How we plan to tackle ‘Japa’ Syndrome in health sector – Ondo gov’t
The Ondo government has said that plans were already on to address the ‘Japa’ Syndrome that has adversely affected the health sector in the state.
It said there was an acute shortage of health workers within the health system in the state.
Prof. Francis Faduyile, Special Adviser to the governor on Health, made the disclosure in an interview with the News Agency of Nigeria (NAN) on Sunday in Akure.
Faduyile said the migration of health workers from the country was caused by factors beyond the control of the government at all levels.
The special adviser observed that this was not the first time ‘japa’ (emigration) syndrome is happening in the country, noting that the country had a similar experience from 1985 to 1990.
He, however, blamed it on some factors including devaluation of the Naira and the COVID-19 pandemic, which exposed the weakness and strength of the health sector of countries all over the world.

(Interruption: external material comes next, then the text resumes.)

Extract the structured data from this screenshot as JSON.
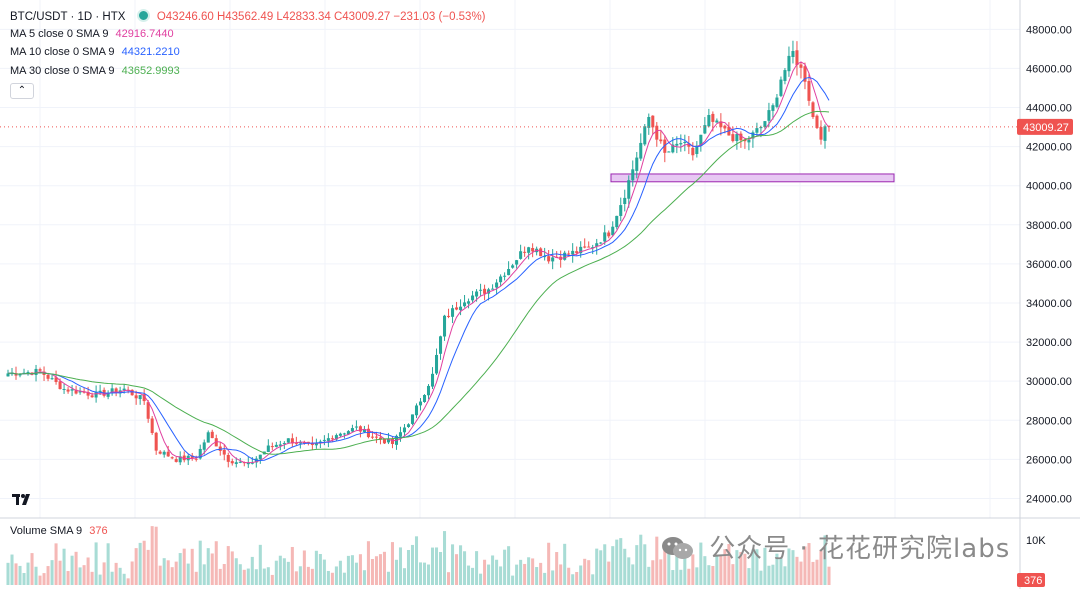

Faduyile said the state government was planning to “bring back some retirees through a special arrangement that would make up the shortfalls until the system equilibrates.
“If you are looking for fresh people, they will tell you that they just wanted to have a place to work for four to five months before they perfect their papers, it is that serious.
“But the state government is looking into it and see what we can do to replace them, but we want to formalise it so that as they are going, we are getting new people in replacement.
“We want to also see that those who are within the hospital can spare their time to visit other hospitals; so that one person can replicate himself in two or three centres.
“We equally want to look at some of our contiguous big hospitals around Owo and the Obafemi Awolowo University Teaching Hospital, Ile-Ife, Osun and get some of their personnel to complement what we have on the ground.
“Also, some have retired; some have relocated back from wherever they were and are older than the age of fresh employment, we want to open up contract appointments so that they can join us.
“Again we are looking at the possibility of some of our retirees coming back on a special arrangement so that we can still use them until we will be able to equilibrate again and move at a normal level.
“This is not peculiar to doctors alone, it affects the pharmacists, nurses, and health assistants,” he said.